The 24-page El Correo de Nueva York already has increased its press run from 5,000 to 10,000. El Diario de Washington began with a press run of 10,000 but with a scaled-down eight pages that will rise to 16 when expanded to include the local news section that Felipe Garcia, a Puerto Rican who works at the Department of Housing and Urban Development, will produce.
"We will have a great many people working and helping out locally," said Lili Packer. "The local community in each place we put out an edition must help us get their news in the paper. We desperately want the local community to be involved."
Before the appearance of a strictly commercial publication such as El Diario de Washington, others -- including nonprofit groups such as the Centro Catolico Hispano (Spanish Catholic Center) -- struggled to fill the community's information void.
At the center's Silver Spring office, a small but dedicated team puts out a monthly newspaper called El Pregonero, and provides up to 10,000 copies for distribution by churches, community organizations and Hispanic-owned businesses throughout the area.
"When I first came here three and a half years ago, I wanted to do some kind of work with publications for tenants' associations," said El Pregonero's editor, Silverio Coy, a 28-year-old Colombian who works full-time for the center, which also has a District of Columbia office. "But people just couldn't seem to get organized. So I came to Father Sean (O'Malley, who runs the Spanish Catholic Center,) and he put up the money to get this community publication started."
El Pregonero was launched in July 1977 as a single-sheet hand-out listing Hispanic Catholic community events, but quickly expanded to its current eight-page format, including international, national and local news features.
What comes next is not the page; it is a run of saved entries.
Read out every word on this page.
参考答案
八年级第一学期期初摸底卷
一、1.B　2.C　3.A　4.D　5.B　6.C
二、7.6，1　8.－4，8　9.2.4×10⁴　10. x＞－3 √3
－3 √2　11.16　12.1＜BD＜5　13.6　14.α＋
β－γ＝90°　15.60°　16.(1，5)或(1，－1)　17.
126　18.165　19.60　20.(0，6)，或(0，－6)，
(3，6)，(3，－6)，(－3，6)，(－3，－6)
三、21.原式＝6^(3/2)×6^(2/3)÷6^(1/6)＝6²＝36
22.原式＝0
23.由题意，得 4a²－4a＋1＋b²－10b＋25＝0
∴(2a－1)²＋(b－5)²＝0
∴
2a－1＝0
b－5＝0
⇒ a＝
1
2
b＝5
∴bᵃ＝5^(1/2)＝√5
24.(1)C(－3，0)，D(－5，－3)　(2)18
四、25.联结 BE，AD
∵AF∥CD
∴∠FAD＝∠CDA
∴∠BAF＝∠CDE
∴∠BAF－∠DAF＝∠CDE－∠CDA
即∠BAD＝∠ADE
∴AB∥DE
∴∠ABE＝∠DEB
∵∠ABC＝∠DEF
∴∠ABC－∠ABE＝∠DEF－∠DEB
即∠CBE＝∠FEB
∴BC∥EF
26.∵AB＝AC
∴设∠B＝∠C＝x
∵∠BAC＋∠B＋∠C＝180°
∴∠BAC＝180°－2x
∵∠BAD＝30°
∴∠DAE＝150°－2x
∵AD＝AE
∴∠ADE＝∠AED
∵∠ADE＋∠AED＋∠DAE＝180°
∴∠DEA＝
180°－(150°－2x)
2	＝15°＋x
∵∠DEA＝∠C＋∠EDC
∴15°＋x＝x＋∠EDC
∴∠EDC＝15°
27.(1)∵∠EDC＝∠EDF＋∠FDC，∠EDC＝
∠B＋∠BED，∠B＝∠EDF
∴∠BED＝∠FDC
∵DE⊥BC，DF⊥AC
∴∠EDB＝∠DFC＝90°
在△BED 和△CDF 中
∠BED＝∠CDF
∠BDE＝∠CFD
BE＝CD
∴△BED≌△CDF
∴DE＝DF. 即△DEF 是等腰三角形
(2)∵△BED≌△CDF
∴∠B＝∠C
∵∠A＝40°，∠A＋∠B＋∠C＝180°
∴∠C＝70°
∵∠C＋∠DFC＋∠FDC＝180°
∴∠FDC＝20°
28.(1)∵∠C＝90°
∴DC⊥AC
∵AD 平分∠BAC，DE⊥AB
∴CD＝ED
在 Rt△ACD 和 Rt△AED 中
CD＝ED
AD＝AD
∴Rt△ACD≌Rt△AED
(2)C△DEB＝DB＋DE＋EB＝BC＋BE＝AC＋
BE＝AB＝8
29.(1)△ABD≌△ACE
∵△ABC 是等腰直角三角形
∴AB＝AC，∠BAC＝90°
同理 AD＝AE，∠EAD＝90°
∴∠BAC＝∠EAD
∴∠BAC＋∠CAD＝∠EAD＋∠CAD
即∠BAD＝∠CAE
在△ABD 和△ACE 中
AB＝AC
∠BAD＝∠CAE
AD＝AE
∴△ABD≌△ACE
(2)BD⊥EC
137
The newspaper began to receive support from United Way in 1978, and now derives about 10 percent of its funding from that organization. Another 10 percent comes from the sale of ads to Hispanic businesses. The Catholic Church puts up the rest of its annual budget of about $10,000.
"That's $10,000 not counting the value of the work donated to the paper," pointed out Cuban-born Jose G. Roig who writes a regular column. Another regular volunteer contributor is Venezuelan-born Vicente Guerra.
"We are strictly a community paper," said Coy. "We don't want to make a big profit. Just breaking even would be nice."
Peruvian-born Luis Sanchez, an Interamerican Development Bank messenger, also wishes his newspaper were in a better economic position.
Sanchez, 30, came to Washington in 1976 and used his last $72, plus a $53 loan from a friend, to launch the monthly newspaper Latino in June 1977.
The eight-page offset newspaper is produced mainly by Sanchez in a borrowed room near 18th Street and Columbia Road NW. Volunteer help comes from other members of the Hispanic community. The paper concentrates on features about community problems and entertainment personalities.
Hispanic businesses and stores throughout the metropolitan area place large advertisements in Latino and receive the newspaper to distribute free to clients and customers.
The scheme works -- just barely. Latino, which has increased its press run from 1,000 to 8,000 in less than three years, was launched as a biweekly but in late 1977 switched to a monthly publication schedule when Sanchez was forced to take another job to survive.
"You might say Latino is my life," said Sanchez, who worked as a journalist in Lima for eight years before coming to the United States."I spend all my free time on it -- every single minute I'm not working at the bank.
"I guess I go on with it because someday I'd like to earn a living doing what I enjoy. But I've still never been able to make a cent from Latino."